HDR Institutes will be developed through a two-phase process involving conceptualization followed by convergence. The conceptualization phase will be implemented in FY 2019 via two complementary funding opportunities. The first opportunity in FY 2019 will encourage individuals with compelling data-intensive science and engineering problems and/or technical expertise to self-organize into teams with the aim of developing innovative, collaborative research proposals through an Ideas Lab process. The second opportunity in FY 2019, described in this solicitation, will encourage applications from teams of researchers proposing frameworks for integrated sets of science and engineering problems and data science solutions. The conceptualization phase will result in two-year awards aimed at building communities, defining research priorities, and developing interdisciplinary prototype solutions. NSF anticipates implementing the subsequent convergence and co-design phase in the 2021 timeframe with awards that integrate and scale successful prototypes and new ideas into larger, more comprehensive HDR Institutes that bring together multiple science and engineering communities with computer and computational scientists, mathematicians, statisticians, and information scientists around common data science approaches.
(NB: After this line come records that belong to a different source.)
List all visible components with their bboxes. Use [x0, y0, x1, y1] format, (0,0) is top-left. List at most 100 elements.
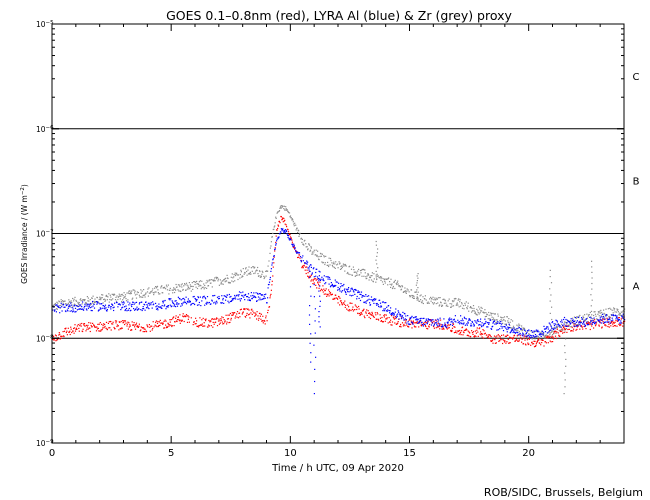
data-point — [256, 300, 258, 302]
data-point — [496, 329, 498, 331]
data-point — [319, 326, 321, 328]
data-point — [614, 325, 616, 327]
data-point — [551, 321, 553, 324]
data-point — [565, 358, 567, 360]
data-point — [231, 273, 233, 275]
data-point — [371, 275, 373, 277]
data-point — [574, 317, 577, 319]
data-point — [176, 286, 178, 288]
data-point — [74, 330, 77, 332]
data-point — [94, 298, 96, 300]
data-point — [80, 308, 82, 310]
data-point — [274, 225, 276, 227]
data-point — [523, 335, 526, 337]
data-point — [340, 291, 343, 293]
data-point — [409, 317, 411, 319]
data-point — [561, 319, 563, 321]
data-point — [354, 293, 356, 295]
data-point — [563, 327, 566, 329]
data-point — [237, 278, 239, 281]
data-point — [258, 270, 261, 272]
data-point — [369, 276, 372, 279]
data-point — [79, 305, 81, 307]
data-point — [544, 337, 546, 339]
data-point — [372, 281, 374, 283]
data-point — [416, 275, 418, 277]
data-point — [551, 318, 553, 321]
data-point — [389, 312, 391, 314]
data-point — [624, 308, 626, 310]
data-point — [67, 327, 69, 329]
data-point — [611, 309, 613, 311]
data-point — [97, 323, 99, 325]
data-point — [375, 281, 377, 283]
data-point — [535, 344, 537, 347]
data-point — [608, 317, 610, 319]
data-point — [52, 334, 54, 336]
data-point — [239, 298, 241, 300]
data-point — [480, 324, 482, 326]
data-point — [266, 302, 268, 304]
data-point — [617, 320, 619, 322]
data-point — [437, 322, 439, 325]
data-point — [436, 323, 438, 325]
data-point — [99, 303, 101, 305]
data-point — [382, 310, 384, 312]
data-point — [259, 297, 261, 299]
data-point — [364, 272, 366, 274]
data-point — [203, 283, 205, 285]
data-point — [193, 295, 195, 298]
data-point — [244, 299, 246, 301]
data-point — [516, 324, 518, 326]
data-point — [504, 326, 506, 328]
data-point — [144, 328, 146, 330]
data-point — [130, 291, 132, 293]
data-point — [117, 306, 119, 308]
data-point — [552, 334, 554, 336]
data-point — [521, 334, 523, 336]
data-point — [563, 393, 565, 395]
data-point — [287, 231, 290, 233]
data-point — [598, 312, 600, 314]
data-point — [95, 330, 98, 332]
data-point — [538, 331, 540, 333]
data-point — [207, 324, 210, 326]
data-point — [247, 299, 249, 301]
data-point — [563, 331, 565, 334]
data-point — [199, 284, 201, 286]
data-point — [229, 312, 231, 315]
data-point — [368, 279, 370, 281]
data-point — [75, 299, 77, 301]
data-point — [139, 330, 141, 332]
data-point — [545, 328, 547, 330]
data-point — [491, 316, 493, 318]
data-point — [335, 294, 337, 296]
data-point — [274, 250, 276, 252]
data-point — [608, 323, 610, 325]
data-point — [516, 335, 518, 337]
data-point — [125, 300, 128, 302]
data-point — [583, 317, 585, 319]
data-point — [575, 317, 578, 319]
data-point — [73, 303, 76, 305]
data-point — [270, 293, 272, 295]
data-point — [459, 332, 461, 334]
data-point — [136, 325, 138, 327]
data-point — [369, 317, 372, 320]
data-point — [423, 317, 425, 319]
data-point — [606, 321, 608, 323]
data-point — [616, 325, 618, 327]
data-point — [593, 321, 595, 323]
data-point — [116, 325, 118, 328]
data-point — [568, 324, 570, 326]
data-point — [171, 289, 173, 291]
data-point — [206, 279, 208, 282]
data-point — [461, 318, 464, 320]
data-point — [429, 319, 431, 321]
data-point — [417, 273, 419, 275]
data-point — [434, 322, 436, 324]
data-point — [590, 317, 592, 319]
data-point — [457, 304, 459, 306]
data-point — [97, 310, 99, 312]
data-point — [74, 304, 77, 306]
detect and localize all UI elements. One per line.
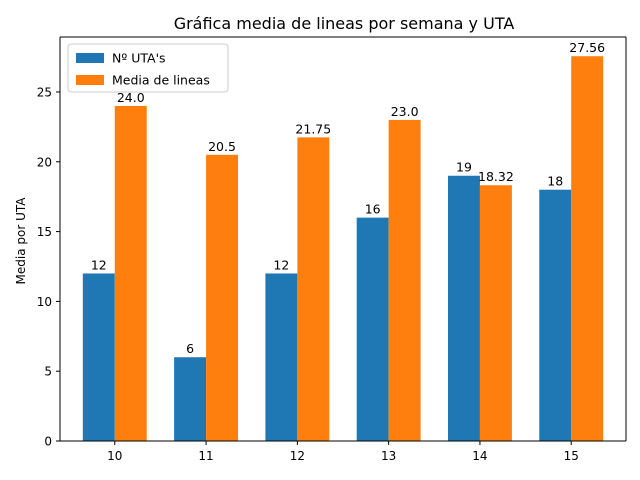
x-tick-label: 15 <box>564 449 579 463</box>
bar-nuta-14 <box>447 175 480 442</box>
bar-value-label: 23.0 <box>391 104 419 119</box>
bar-nuta-13 <box>356 217 389 441</box>
bar-nuta-10 <box>82 273 115 441</box>
legend-box <box>67 43 229 93</box>
bar-media-11 <box>206 154 239 441</box>
y-axis-label: Media por UTA <box>14 197 28 285</box>
x-tick-label: 13 <box>381 449 396 463</box>
bar-value-label: 18 <box>547 174 563 189</box>
bar-value-label: 16 <box>365 202 381 217</box>
bar-value-label: 20.5 <box>208 139 236 154</box>
x-tick-label: 10 <box>107 449 122 463</box>
bar-media-14 <box>479 185 512 441</box>
bar-nuta-12 <box>265 273 298 441</box>
bar-nuta-15 <box>539 189 572 441</box>
y-tick-label: 10 <box>37 295 52 309</box>
bar-media-15 <box>571 56 604 441</box>
x-tick-label: 12 <box>290 449 305 463</box>
legend-entry-label: Nº UTA's <box>112 51 166 66</box>
x-tick-label: 14 <box>472 449 487 463</box>
bar-media-10 <box>114 105 147 441</box>
bar-nuta-11 <box>174 357 207 441</box>
bar-value-label: 19 <box>456 160 472 175</box>
y-tick-label: 15 <box>37 225 52 239</box>
plot-area: 12 6 12 16 19 18 24.0 20.5 21.75 23.0 18.32 27.56 10… <box>37 36 627 463</box>
legend: Nº UTA's Media de lineas <box>67 43 229 93</box>
x-tick-label: 11 <box>198 449 213 463</box>
legend-swatch <box>76 53 104 63</box>
y-tick-label: 20 <box>37 155 52 169</box>
bar-value-label: 12 <box>273 257 289 272</box>
bar-media-13 <box>388 119 421 441</box>
bar-media-12 <box>297 137 330 441</box>
legend-swatch <box>76 75 104 85</box>
bar-value-label: 6 <box>186 341 194 356</box>
y-tick-label: 25 <box>37 85 52 99</box>
y-tick-label: 5 <box>44 365 52 379</box>
bar-value-label: 12 <box>91 257 107 272</box>
bar-value-label: 18.32 <box>478 169 514 184</box>
legend-entry-label: Media de lineas <box>112 73 210 88</box>
bar-value-label: 27.56 <box>569 40 605 55</box>
chart-title: Gráfica media de lineas por semana y UTA <box>174 14 515 33</box>
y-tick-label: 0 <box>44 435 52 449</box>
bar-value-label: 21.75 <box>295 121 331 136</box>
bar-value-label: 24.0 <box>117 90 145 105</box>
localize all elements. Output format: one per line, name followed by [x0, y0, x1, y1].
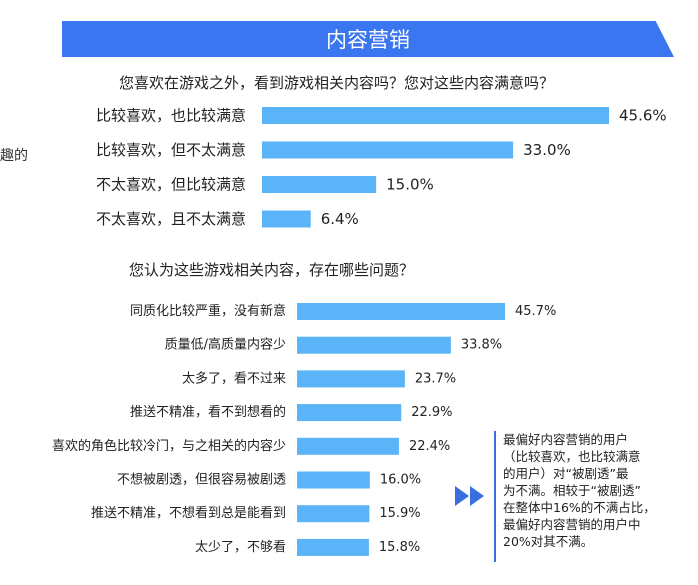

The overarching goal of the HDR Institutes DIRSE Frameworks solicitation is to foster convergent approaches to data-driven research in science and engineering. Frameworks will consist of interdisciplinary teams to conceptualize and pilot new modalities for collaboration and convergence that go beyond institutional walls and traditional disciplinary boundaries, to build innovative connections between scientific groups and data scientists and engineers, to integrate research infrastructure and education infrastructure. The Frameworks should focus on science and engineering areas that: (1) are at a “tipping point” where a timely investment in data-intensive approaches has the maximum potential for a transformative effect, (2) have needs that can benefit from interdisciplinary investments in data analytics infrastructure, and (3) represent investment priorities for the participating NSF directorates during, and beyond, the lifetime of the HDR Big Idea. Specific outcomes expected from the Frameworks include identification of frontier science and engineering challenge problems and the associated data and data-science barriers or tipping points, as well as development of new strategies and innovative approaches to foster scientific breakthroughs involving researchers from diverse scientific backgrounds.